Georgetown and the World Heritage List

Editorial
Stabroek News
March 11, 2001


In this season of election frenzy, non-political issues get shunted into the background. Many of those issues are critical to the functioning of the society and the quality of our lives, but the all-enveloping overburden of the power struggle has a way of burying everything, no matter how important, under its own dead weight.

It is for this reason that the visit of Dr Ron van Oers of UNESCO's World Heritage Centre to this country over the past three weeks, has slipped by without much public notice. Dr van Oers was here to advise on the selection of portions of Georgetown as a World Heritage Site, with a view to assisting in the preparation of a dossier for submission to the International Council on Monuments and Sites. The idea is for the city to be inscribed on the World Heritage List which would hopefully attract funding for its conservation. (See story on page 12.)

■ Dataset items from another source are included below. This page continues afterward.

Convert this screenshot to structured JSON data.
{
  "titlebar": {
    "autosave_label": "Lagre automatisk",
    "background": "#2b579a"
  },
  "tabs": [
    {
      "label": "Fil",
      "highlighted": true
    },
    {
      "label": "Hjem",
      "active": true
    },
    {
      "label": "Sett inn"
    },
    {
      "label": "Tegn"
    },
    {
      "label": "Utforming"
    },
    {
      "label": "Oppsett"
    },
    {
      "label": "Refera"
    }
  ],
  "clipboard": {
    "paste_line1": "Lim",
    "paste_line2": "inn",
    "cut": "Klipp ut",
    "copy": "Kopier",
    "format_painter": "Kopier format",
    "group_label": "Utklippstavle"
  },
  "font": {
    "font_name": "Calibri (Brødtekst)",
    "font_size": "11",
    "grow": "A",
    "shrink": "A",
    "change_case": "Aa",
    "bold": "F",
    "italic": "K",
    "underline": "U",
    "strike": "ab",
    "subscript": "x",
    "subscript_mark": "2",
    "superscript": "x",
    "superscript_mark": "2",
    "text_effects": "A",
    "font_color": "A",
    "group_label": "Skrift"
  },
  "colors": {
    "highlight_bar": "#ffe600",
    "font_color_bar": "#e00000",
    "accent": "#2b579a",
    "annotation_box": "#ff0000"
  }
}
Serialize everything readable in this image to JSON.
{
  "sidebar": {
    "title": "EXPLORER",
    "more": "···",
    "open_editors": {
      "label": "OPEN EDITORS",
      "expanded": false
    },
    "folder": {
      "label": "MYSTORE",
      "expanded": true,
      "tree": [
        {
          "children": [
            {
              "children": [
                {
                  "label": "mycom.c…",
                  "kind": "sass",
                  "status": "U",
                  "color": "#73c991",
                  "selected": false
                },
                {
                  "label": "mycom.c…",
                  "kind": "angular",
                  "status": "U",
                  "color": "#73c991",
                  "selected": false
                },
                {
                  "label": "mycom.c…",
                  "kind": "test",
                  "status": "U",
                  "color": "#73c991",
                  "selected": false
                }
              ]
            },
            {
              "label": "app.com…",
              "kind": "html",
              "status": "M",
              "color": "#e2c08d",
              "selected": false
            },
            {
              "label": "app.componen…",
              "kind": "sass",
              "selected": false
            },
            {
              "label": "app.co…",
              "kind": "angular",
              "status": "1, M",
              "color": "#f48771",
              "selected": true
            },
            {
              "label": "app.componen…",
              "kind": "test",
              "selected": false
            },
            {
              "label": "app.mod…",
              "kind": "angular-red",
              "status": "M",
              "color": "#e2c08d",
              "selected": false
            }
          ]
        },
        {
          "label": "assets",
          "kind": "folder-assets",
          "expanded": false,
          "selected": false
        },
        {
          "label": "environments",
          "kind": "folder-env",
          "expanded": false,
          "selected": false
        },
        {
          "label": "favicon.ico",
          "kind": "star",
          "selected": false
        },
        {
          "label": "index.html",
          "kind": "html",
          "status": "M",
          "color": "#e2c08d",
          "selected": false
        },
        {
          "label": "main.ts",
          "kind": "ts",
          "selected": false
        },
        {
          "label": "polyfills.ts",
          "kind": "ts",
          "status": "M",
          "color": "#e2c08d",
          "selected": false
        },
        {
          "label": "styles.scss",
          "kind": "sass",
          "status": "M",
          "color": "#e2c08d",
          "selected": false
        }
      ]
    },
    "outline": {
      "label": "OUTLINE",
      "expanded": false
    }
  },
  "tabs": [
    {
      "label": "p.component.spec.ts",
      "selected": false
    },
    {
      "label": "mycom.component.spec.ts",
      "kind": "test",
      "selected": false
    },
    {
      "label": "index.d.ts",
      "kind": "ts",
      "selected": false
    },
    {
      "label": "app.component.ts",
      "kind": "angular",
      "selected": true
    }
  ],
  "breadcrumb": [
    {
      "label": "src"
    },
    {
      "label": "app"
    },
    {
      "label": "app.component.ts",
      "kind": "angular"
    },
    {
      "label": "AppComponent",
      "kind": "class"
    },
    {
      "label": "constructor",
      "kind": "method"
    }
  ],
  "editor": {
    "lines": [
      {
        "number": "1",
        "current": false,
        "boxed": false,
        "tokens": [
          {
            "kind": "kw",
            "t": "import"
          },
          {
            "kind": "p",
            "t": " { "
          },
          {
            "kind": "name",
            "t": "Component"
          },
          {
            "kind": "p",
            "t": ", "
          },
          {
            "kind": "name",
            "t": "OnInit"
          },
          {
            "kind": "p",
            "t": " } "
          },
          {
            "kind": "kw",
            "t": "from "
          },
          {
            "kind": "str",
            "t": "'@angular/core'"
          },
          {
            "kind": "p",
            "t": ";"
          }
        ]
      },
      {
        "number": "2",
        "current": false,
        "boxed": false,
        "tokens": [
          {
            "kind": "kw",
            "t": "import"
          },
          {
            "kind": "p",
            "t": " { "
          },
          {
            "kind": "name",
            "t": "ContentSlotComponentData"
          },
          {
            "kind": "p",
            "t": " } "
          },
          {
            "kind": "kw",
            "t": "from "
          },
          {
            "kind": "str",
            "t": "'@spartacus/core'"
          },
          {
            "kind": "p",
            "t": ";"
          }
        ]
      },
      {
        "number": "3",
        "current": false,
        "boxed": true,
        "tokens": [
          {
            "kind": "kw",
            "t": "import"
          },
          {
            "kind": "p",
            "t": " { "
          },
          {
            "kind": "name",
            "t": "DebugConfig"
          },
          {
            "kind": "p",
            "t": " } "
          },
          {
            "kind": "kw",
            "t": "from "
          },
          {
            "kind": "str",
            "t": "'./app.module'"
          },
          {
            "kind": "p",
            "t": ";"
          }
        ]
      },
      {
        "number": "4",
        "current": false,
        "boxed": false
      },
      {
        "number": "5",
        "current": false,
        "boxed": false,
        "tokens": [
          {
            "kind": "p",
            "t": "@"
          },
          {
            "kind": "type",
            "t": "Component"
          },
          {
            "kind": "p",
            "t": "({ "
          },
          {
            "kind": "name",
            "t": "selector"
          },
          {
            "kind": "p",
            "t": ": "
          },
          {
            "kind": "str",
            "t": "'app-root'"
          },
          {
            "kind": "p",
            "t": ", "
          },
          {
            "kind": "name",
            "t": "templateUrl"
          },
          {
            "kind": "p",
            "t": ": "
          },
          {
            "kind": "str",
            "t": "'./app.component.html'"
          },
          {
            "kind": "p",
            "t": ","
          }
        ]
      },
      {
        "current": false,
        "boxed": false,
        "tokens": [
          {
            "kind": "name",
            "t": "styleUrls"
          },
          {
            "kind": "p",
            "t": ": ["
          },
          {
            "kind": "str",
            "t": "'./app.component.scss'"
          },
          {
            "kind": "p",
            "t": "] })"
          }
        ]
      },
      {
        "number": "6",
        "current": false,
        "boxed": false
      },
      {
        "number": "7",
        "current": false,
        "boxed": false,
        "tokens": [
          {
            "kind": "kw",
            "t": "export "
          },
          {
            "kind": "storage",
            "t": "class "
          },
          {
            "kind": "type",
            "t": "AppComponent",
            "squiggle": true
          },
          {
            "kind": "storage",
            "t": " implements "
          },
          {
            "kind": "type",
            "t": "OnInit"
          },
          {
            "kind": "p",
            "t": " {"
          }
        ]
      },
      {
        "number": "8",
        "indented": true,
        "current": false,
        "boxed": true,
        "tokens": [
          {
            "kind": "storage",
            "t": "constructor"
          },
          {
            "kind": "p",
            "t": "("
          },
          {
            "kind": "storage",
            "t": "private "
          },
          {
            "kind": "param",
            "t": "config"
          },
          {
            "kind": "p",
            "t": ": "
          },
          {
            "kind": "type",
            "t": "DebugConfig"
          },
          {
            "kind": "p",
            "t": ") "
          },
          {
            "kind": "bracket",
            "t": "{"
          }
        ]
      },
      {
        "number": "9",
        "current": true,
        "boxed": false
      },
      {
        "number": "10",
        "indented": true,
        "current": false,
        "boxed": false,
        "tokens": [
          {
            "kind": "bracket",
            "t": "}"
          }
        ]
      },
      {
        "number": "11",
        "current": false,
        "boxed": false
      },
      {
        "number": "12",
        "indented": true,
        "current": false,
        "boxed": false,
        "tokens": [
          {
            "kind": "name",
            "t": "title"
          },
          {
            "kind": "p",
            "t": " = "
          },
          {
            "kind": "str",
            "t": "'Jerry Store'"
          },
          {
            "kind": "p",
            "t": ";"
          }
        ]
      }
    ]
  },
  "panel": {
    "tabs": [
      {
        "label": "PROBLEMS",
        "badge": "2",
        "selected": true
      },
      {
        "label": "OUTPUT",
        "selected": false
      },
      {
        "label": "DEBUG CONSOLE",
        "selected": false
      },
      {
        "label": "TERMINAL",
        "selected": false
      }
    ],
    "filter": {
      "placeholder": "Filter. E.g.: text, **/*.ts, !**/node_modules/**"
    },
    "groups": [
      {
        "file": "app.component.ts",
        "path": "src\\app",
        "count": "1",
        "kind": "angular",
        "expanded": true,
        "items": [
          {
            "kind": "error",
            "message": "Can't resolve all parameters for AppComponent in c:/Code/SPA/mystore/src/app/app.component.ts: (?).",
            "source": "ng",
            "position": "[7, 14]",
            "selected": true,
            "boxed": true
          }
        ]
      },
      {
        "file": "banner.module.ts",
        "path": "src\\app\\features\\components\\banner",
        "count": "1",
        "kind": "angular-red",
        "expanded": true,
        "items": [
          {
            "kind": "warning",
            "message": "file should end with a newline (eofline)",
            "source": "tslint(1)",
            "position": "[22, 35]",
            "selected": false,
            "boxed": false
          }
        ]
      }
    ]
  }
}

The preparation of the dossier is likely to take two years at a minimum, but before Georgetown has any hope of being selected, certain things have to happen first. Among several other things, says Dr Oers, a legislative framework would be required, including a viable National Trust Act (we have one already, but it is in need of amendment) and an appropriate town planning act. The general aim would be to maintain the image of the city, so that we preserve historical/cultural sites and zones, and ensure that modern buildings to be erected in designated areas will not be out of consonance with the ambience of those areas. Any laws, of course, would have to be enforced, and seen to be enforced.

In addition, we would need to embark on a major campaign to sensitise the public to the value of our material heritage, so that businessmen, for example, would be encouraged to renovate any older structures which they own, rather than tear them down and rebuild anew in a style which is both unaesthetic and unrelated to the local tradition.

For all the deterioration of the last thirty years, the capital city still has much we should be proud of. Several of the structures of the great period of public building in the last quarter of the nineteenth century still stand, such as the law courts and City Hall. It was an era when the country was blessed with some truly talented architects, including the Italian-speaking Maltese, Cesar Castellani, the English Jesuit, Father Scoles, and the locally-born Sharples, whose contributions to design were mostly confined to the field of private housing. His hallmark was often decorative wrought ironwork, a typical example being the residence the President currently occupies. There is another Sharples building in Duke Street, and his own house - no longer in its pristine state - in Queenstown.

Not to be forgotten are the contributions of all the nineteenth and early twentieth century anonymous carpenters and contractors, who introduced ingenious concepts of natural ventilation and invested them with artistic form, as in the case of the Demerara shutters. In sum, the architectural tradition which this country inherited from the past is truly unique, and cannot be found anywhere else on the planet in its entirety. It is this very uniqueness which will help in the process of qualifying Georgetown for listing as part of the world's heritage, rather than just the Guyanese heritage.

There are other things too which help to give the city its character, like its avenues and trees and canals. But there is one particularly unusual feature, which was pointed out by Dr Oers, but which Guyanese probably would never think about. This is the urban lay-out of Georgetown, which has followed the grid pattern of the plantations which it eventually supplanted. Even the Company Path is still identifiable - i.e. the land owned by the West India Company which divided the plantations, as well as the canal popularly known as the 'forty-foot trench,' which was dug by slave labour in the eighteenth century to serve an estate. In another example, Regent Street was built precisely on the Middle Walk of Plantation Vlissengen.

The prognostications are good that the relevant authorities will co-operate in working to put Georgetown on the World Heritage List. But the rest of the population too has a role to play. The first step is to learn to appreciate the value of what we have.